Intervention
Linguistic relativism and grammar conservatism

Chomskyans like Steven Pinker make two claims that at first blush seem to make strange bedfellows. On the one hand, they argue that the differences between the natural languages humans use to communicate hide a common universal structure of thought or universal grammar, such that, in Pinker's words, learning to speak a natural language is a question of translating universal "mentalese" into whatever particular language one is brought up speaking.  On the other hand, Pinker thinks grammar conservatism, the urge to differentiate between correct and incorrect usage of a language, is mere snobbery.
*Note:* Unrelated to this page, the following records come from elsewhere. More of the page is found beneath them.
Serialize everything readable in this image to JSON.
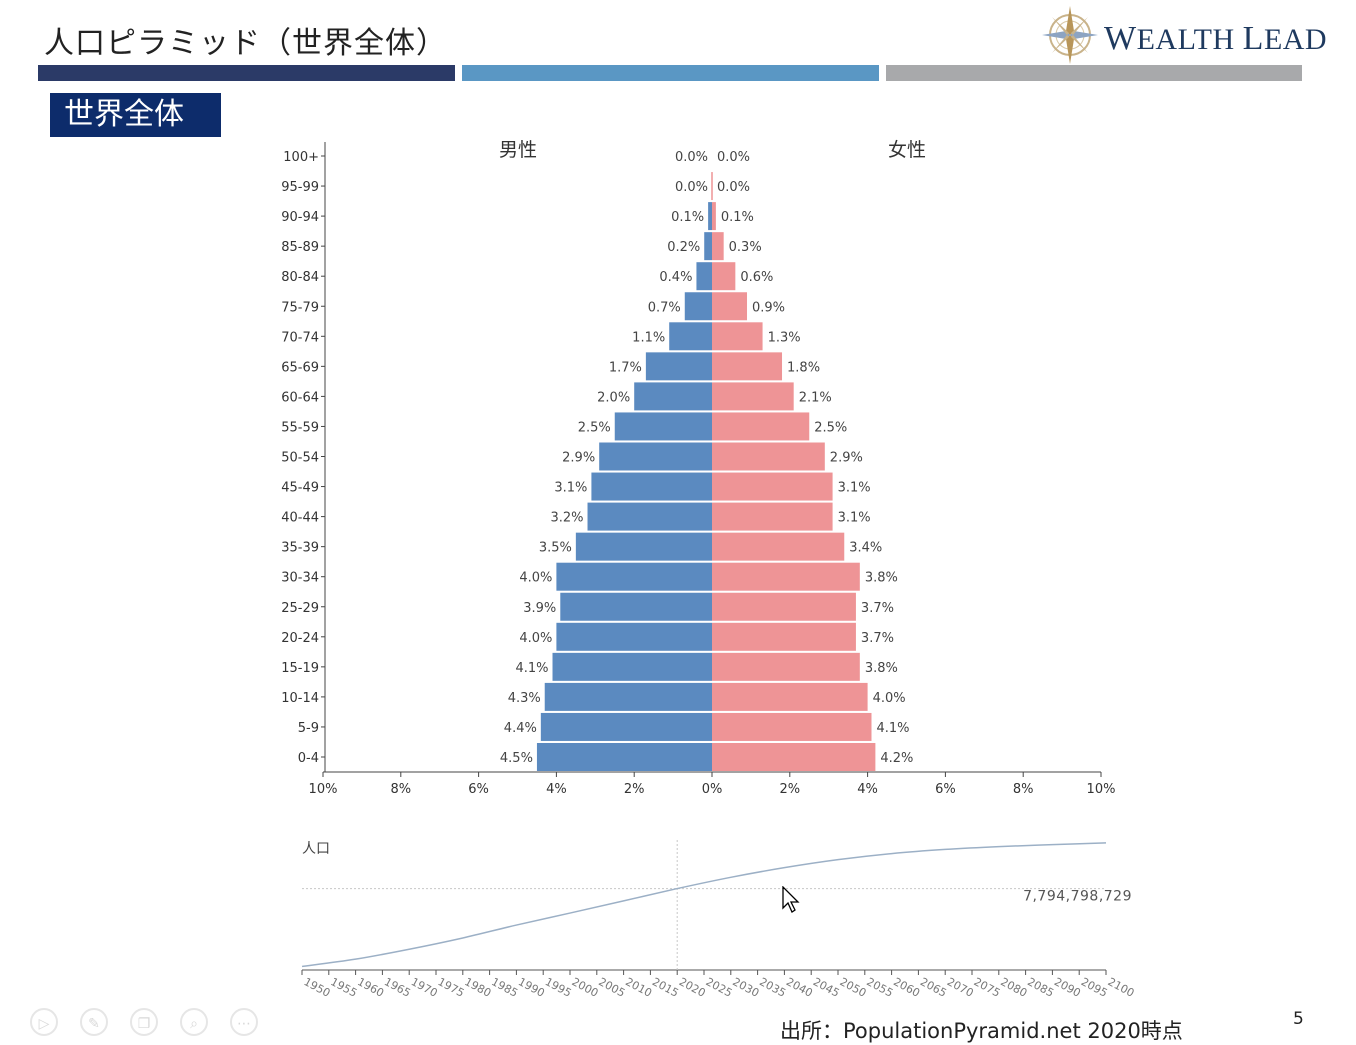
{
  "header": {
    "title": "人口ピラミッド（世界全体）",
    "logo_text_a": "W",
    "logo_text_b": "EALTH",
    "logo_text_c": "L",
    "logo_text_d": "EAD",
    "stripe_colors": [
      "#2b3a67",
      "#5a97c4",
      "#a8a9ab"
    ]
  },
  "section_label": "世界全体",
  "chart_data": [
    {
      "type": "bar",
      "orientation": "horizontal-diverging",
      "title": "",
      "categories": [
        "100+",
        "95-99",
        "90-94",
        "85-89",
        "80-84",
        "75-79",
        "70-74",
        "65-69",
        "60-64",
        "55-59",
        "50-54",
        "45-49",
        "40-44",
        "35-39",
        "30-34",
        "25-29",
        "20-24",
        "15-19",
        "10-14",
        "5-9",
        "0-4"
      ],
      "series": [
        {
          "name": "男性",
          "color": "#5b8ac0",
          "values": [
            0.0,
            0.0,
            0.1,
            0.2,
            0.4,
            0.7,
            1.1,
            1.7,
            2.0,
            2.5,
            2.9,
            3.1,
            3.2,
            3.5,
            4.0,
            3.9,
            4.0,
            4.1,
            4.3,
            4.4,
            4.5
          ],
          "labels": [
            "0.0%",
            "0.0%",
            "0.1%",
            "0.2%",
            "0.4%",
            "0.7%",
            "1.1%",
            "1.7%",
            "2.0%",
            "2.5%",
            "2.9%",
            "3.1%",
            "3.2%",
            "3.5%",
            "4.0%",
            "3.9%",
            "4.0%",
            "4.1%",
            "4.3%",
            "4.4%",
            "4.5%"
          ]
        },
        {
          "name": "女性",
          "color": "#ee9496",
          "values": [
            0.0,
            0.0,
            0.1,
            0.3,
            0.6,
            0.9,
            1.3,
            1.8,
            2.1,
            2.5,
            2.9,
            3.1,
            3.1,
            3.4,
            3.8,
            3.7,
            3.7,
            3.8,
            4.0,
            4.1,
            4.2
          ],
          "labels": [
            "0.0%",
            "0.0%",
            "0.1%",
            "0.3%",
            "0.6%",
            "0.9%",
            "1.3%",
            "1.8%",
            "2.1%",
            "2.5%",
            "2.9%",
            "3.1%",
            "3.1%",
            "3.4%",
            "3.8%",
            "3.7%",
            "3.7%",
            "3.8%",
            "4.0%",
            "4.1%",
            "4.2%"
          ]
        }
      ],
      "x_ticks": [
        "10%",
        "8%",
        "6%",
        "4%",
        "2%",
        "0%",
        "2%",
        "4%",
        "6%",
        "8%",
        "10%"
      ],
      "xlim": [
        -10,
        10
      ]
    },
    {
      "type": "line",
      "title": "",
      "ylabel": "人口",
      "x_ticks": [
        "1950",
        "1955",
        "1960",
        "1965",
        "1970",
        "1975",
        "1980",
        "1985",
        "1990",
        "1995",
        "2000",
        "2005",
        "2010",
        "2015",
        "2020",
        "2025",
        "2030",
        "2035",
        "2040",
        "2045",
        "2050",
        "2055",
        "2060",
        "2065",
        "2070",
        "2075",
        "2080",
        "2085",
        "2090",
        "2095",
        "2100"
      ],
      "xlim": [
        1950,
        2100
      ],
      "x": [
        1950,
        1960,
        1970,
        1980,
        1990,
        2000,
        2010,
        2020,
        2030,
        2040,
        2050,
        2060,
        2070,
        2080,
        2090,
        2100
      ],
      "y": [
        2.54,
        3.03,
        3.7,
        4.46,
        5.33,
        6.14,
        6.96,
        7.79,
        8.55,
        9.2,
        9.74,
        10.15,
        10.43,
        10.62,
        10.75,
        10.87
      ],
      "ylim": [
        2.3,
        11.2
      ],
      "marker_year": 2020,
      "marker_value": "7,794,798,729",
      "color": "#9cb0c6"
    }
  ],
  "footer": {
    "source": "出所：PopulationPyramid.net 2020時点",
    "page_number": "5"
  },
  "toolbar": {
    "icons": [
      "play-icon",
      "pen-icon",
      "copy-icon",
      "zoom-icon",
      "more-icon"
    ],
    "symbols": [
      "▷",
      "✎",
      "❐",
      "⌕",
      "⋯"
    ]
  }
}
On further examination, of course, the positions are not at all contradictory.  Obviously if the languages we learn to speak are all outward manifestations of a universal mentalese, then it hardly makes a difference whether we say "aren't "or "ain't" or use object pronouns in subject clauses, since all these expressions are equally ephemeral expressions of a common linguistic bedrock. I wonder, then, if the complementary pairing is equally true. If one remains unconvinced by the arguments for the generative grammar, will one also be less tolerant of deviations from standard usage, more inclined to grammatical snobbery?
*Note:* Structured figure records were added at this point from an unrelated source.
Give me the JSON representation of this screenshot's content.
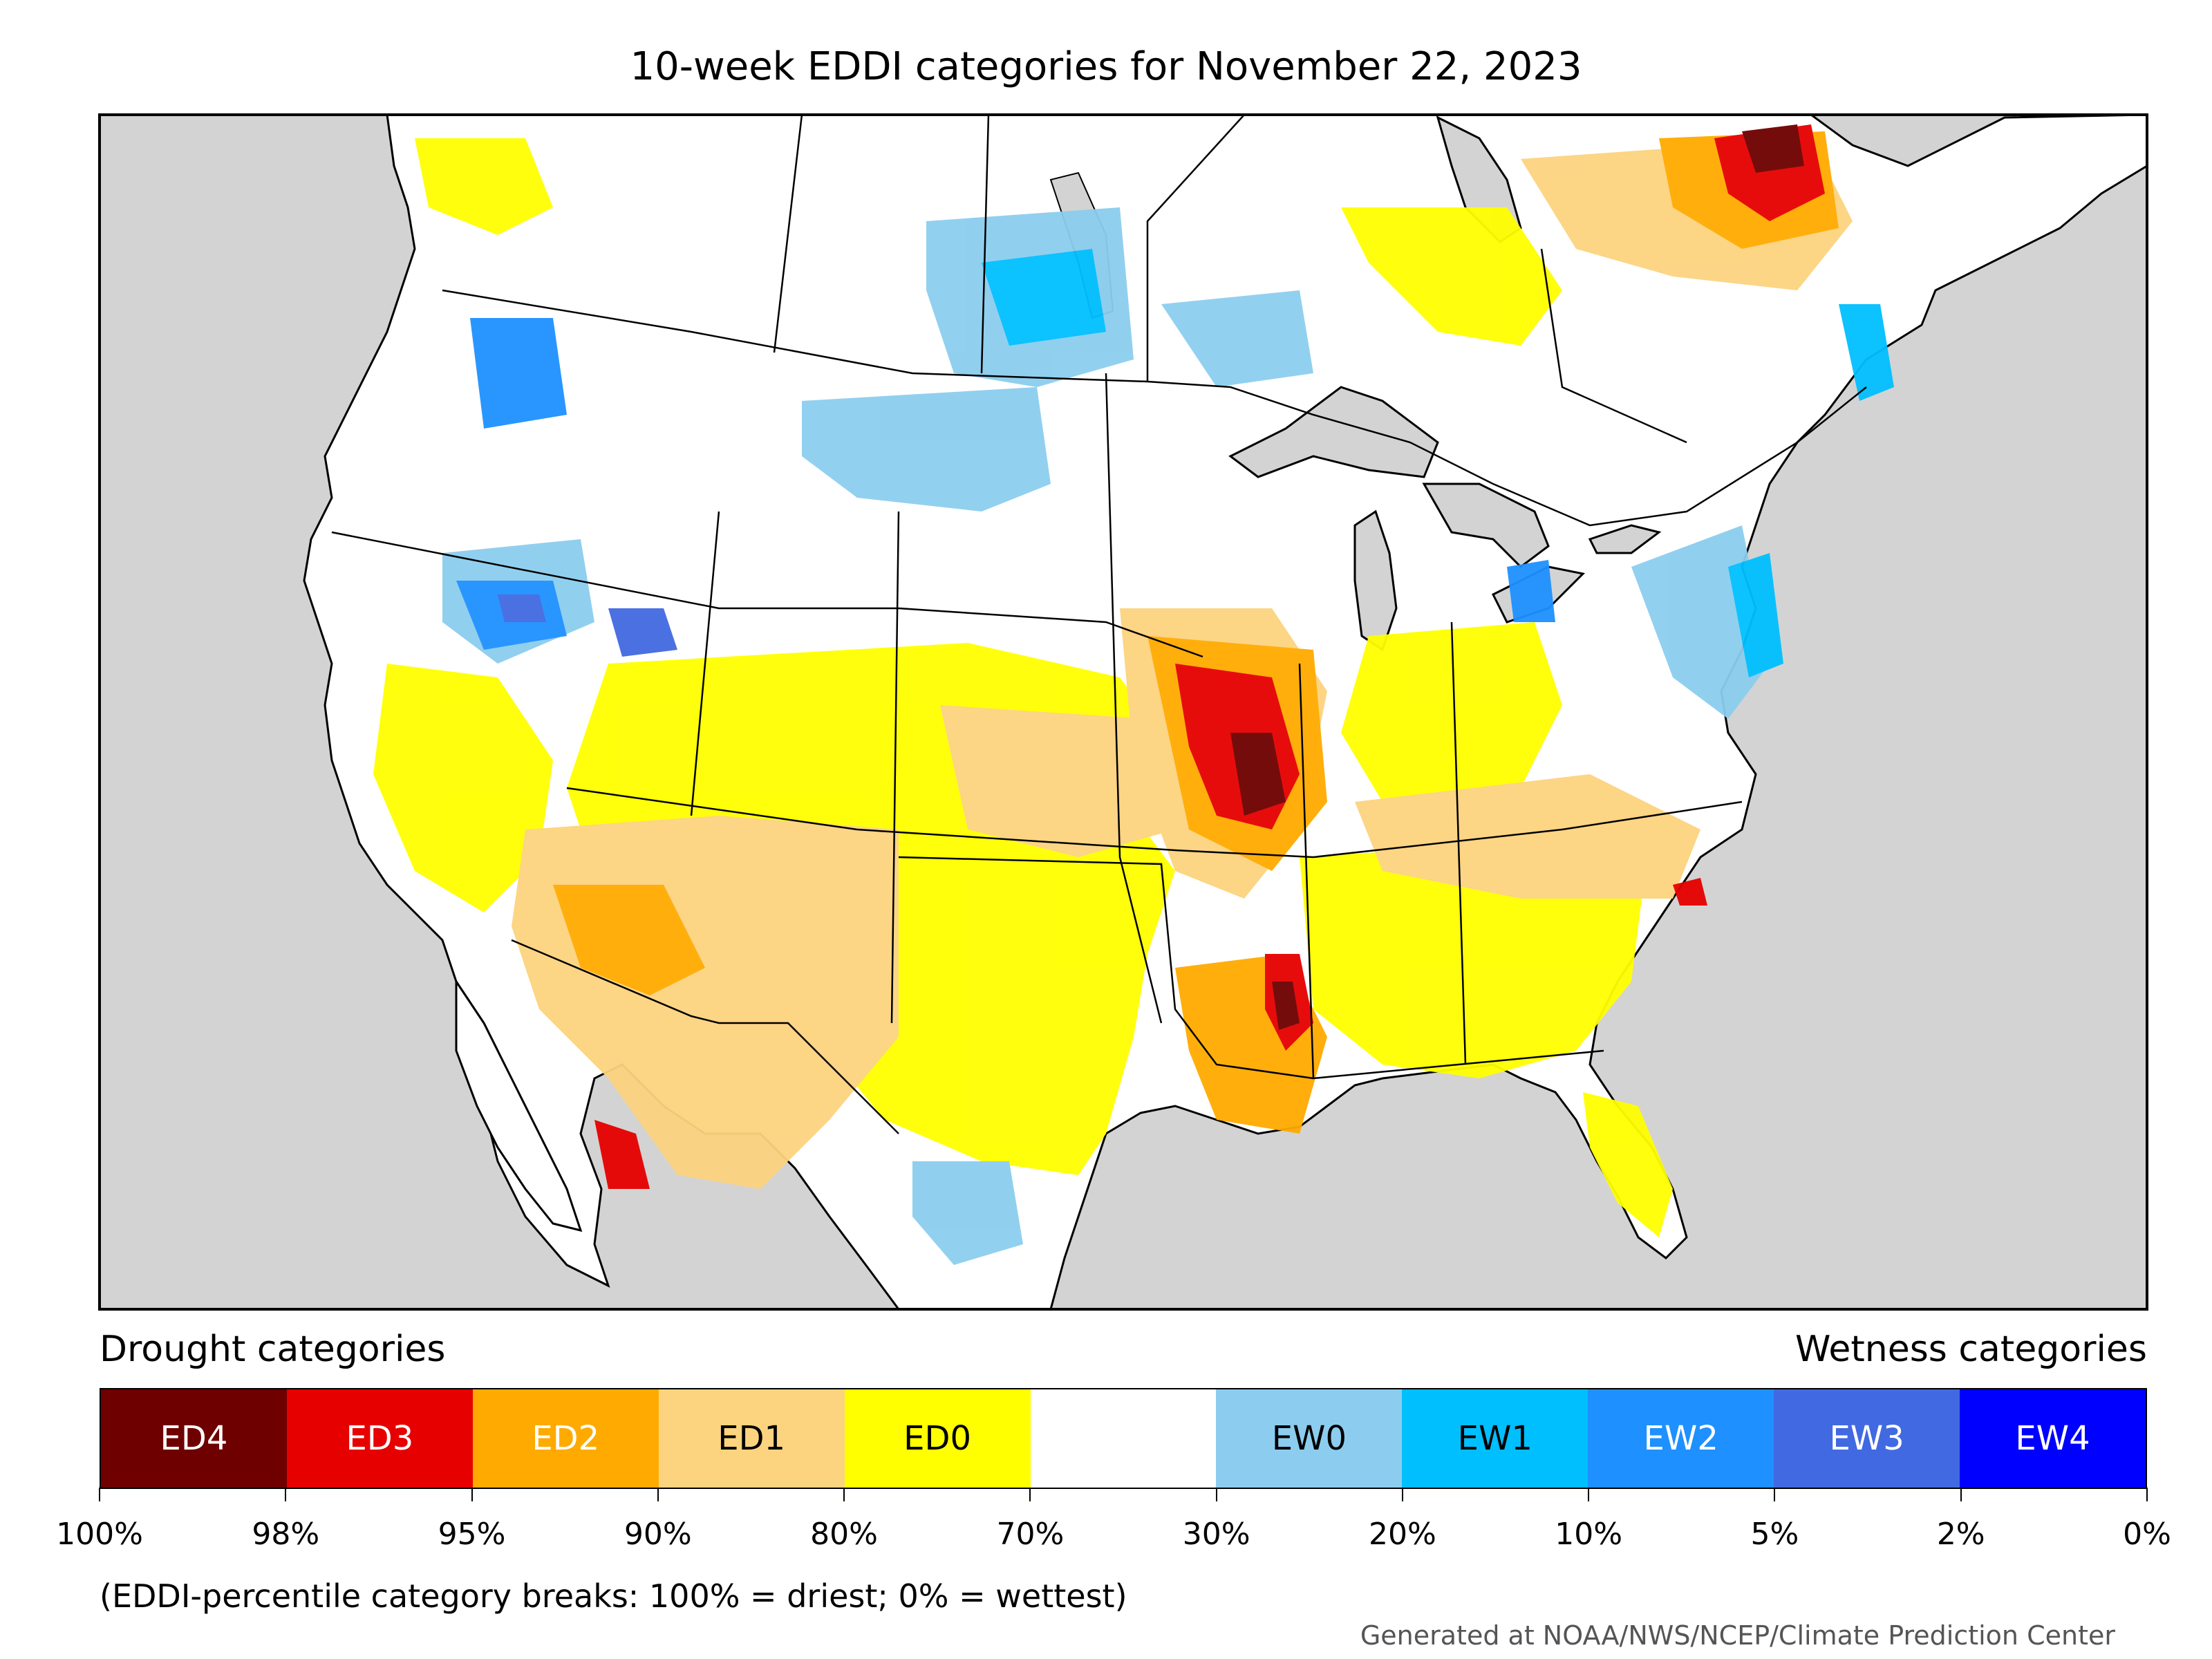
{
  "title": "10-week EDDI categories for November 22, 2023",
  "legend": {
    "drought_heading": "Drought categories",
    "wetness_heading": "Wetness categories",
    "categories": [
      {
        "label": "ED4",
        "color": "#6e0000",
        "text_color": "#ffffff"
      },
      {
        "label": "ED3",
        "color": "#e60000",
        "text_color": "#ffffff"
      },
      {
        "label": "ED2",
        "color": "#ffaa00",
        "text_color": "#ffffff"
      },
      {
        "label": "ED1",
        "color": "#fcd37f",
        "text_color": "#000000"
      },
      {
        "label": "ED0",
        "color": "#ffff00",
        "text_color": "#000000"
      },
      {
        "label": "",
        "color": "#ffffff",
        "text_color": "#000000"
      },
      {
        "label": "EW0",
        "color": "#8ccdef",
        "text_color": "#000000"
      },
      {
        "label": "EW1",
        "color": "#00bfff",
        "text_color": "#000000"
      },
      {
        "label": "EW2",
        "color": "#1e90ff",
        "text_color": "#ffffff"
      },
      {
        "label": "EW3",
        "color": "#4169e1",
        "text_color": "#ffffff"
      },
      {
        "label": "EW4",
        "color": "#0000ff",
        "text_color": "#ffffff"
      }
    ],
    "tick_labels": [
      "100%",
      "98%",
      "95%",
      "90%",
      "80%",
      "70%",
      "30%",
      "20%",
      "10%",
      "5%",
      "2%",
      "0%"
    ]
  },
  "note": "(EDDI-percentile category breaks: 100% = driest; 0% = wettest)",
  "credit": "Generated at NOAA/NWS/NCEP/Climate Prediction Center",
  "colors": {
    "ocean": "#d3d3d3",
    "land": "#ffffff",
    "border": "#000000"
  }
}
Test case of one: I remain deeply skeptical of the notion that using a natural language means translating from a universal mentalese, and am much more inclined to accept at least some degree of linguistic relativism: the idea that the languages we speak have the capacity to color how we perceive the world.  And sure enough, I am an unrelenting grammar snob.  Many have been the occasions when I have stopped myself in mid-correction of my son (or worse, one of his friends), as he sows his sentences with superfluous "likes" or starts a phrase at the end with a "me and him," and wondered self-critically if my urge to wrench his speech into proper usage is nothing other than a symptom of the onset of curmudgeonly age, ill-befitting a more tolerant political disposition.

But perhaps there is something to this parallel after all.  If Pinker feels free to embrace all usage as equal, it is precisely because, for a universal grammarian, all usage is equal—equally unimportant, that is. But if one remains unanchored by the comforting certainty that humans share a common linguistic bond, does not the urge to cling to local rules and structures begin to make more sense? And this would be the case even if one accepted, as I do, that in the long run one's own language is doomed to the same inexorable fate that all languages succumb to: evolution, transformation, or even eventual extinction. In fact, it is precisely because I know this that I cringe all the more when I hear Lady Gaga sing "you and me could write a bad romance." (With grammar like that, what else could it be?)

So, in a nutshell: yes, different linguistic communities have different standards, and there is no neutral arbiter to distinguish one as superior to another.  Yet the same linguistic communities are often part of larger communities with institutions dedicated to the impossible task of freezing language long enough to establish standards and defend them, futilely, against their inevitable demise.  While by definition conservative and certainly more readily available to children of privilege, I do not believe these standards automatically translate into a political conservatism, just as being grammatically-challenged is no guarantee of a progressive political character.  Rather, I believe that some torchbearers in any linguistic community, the educators being the most likely candidates, will inevitably cling to these standards and endeavor to preserve them.  Just as inevitably, usage will adjust, and the standards will eventually follow suit.  

As with ethical arguments, then, the assumption that the nonexistence of objective, independent absolutes leads to moral anarchy is false; people are and will remain committed to ethical norms as determined largely by their communities, and these norms can and do change, but only with difficulty. The fact that these norms are not the expression of an underlying universal law does not make them any weaker, though. Like grammar conservatism in the face of linguistic relativism, they are probably all the tenacious because they are on their own.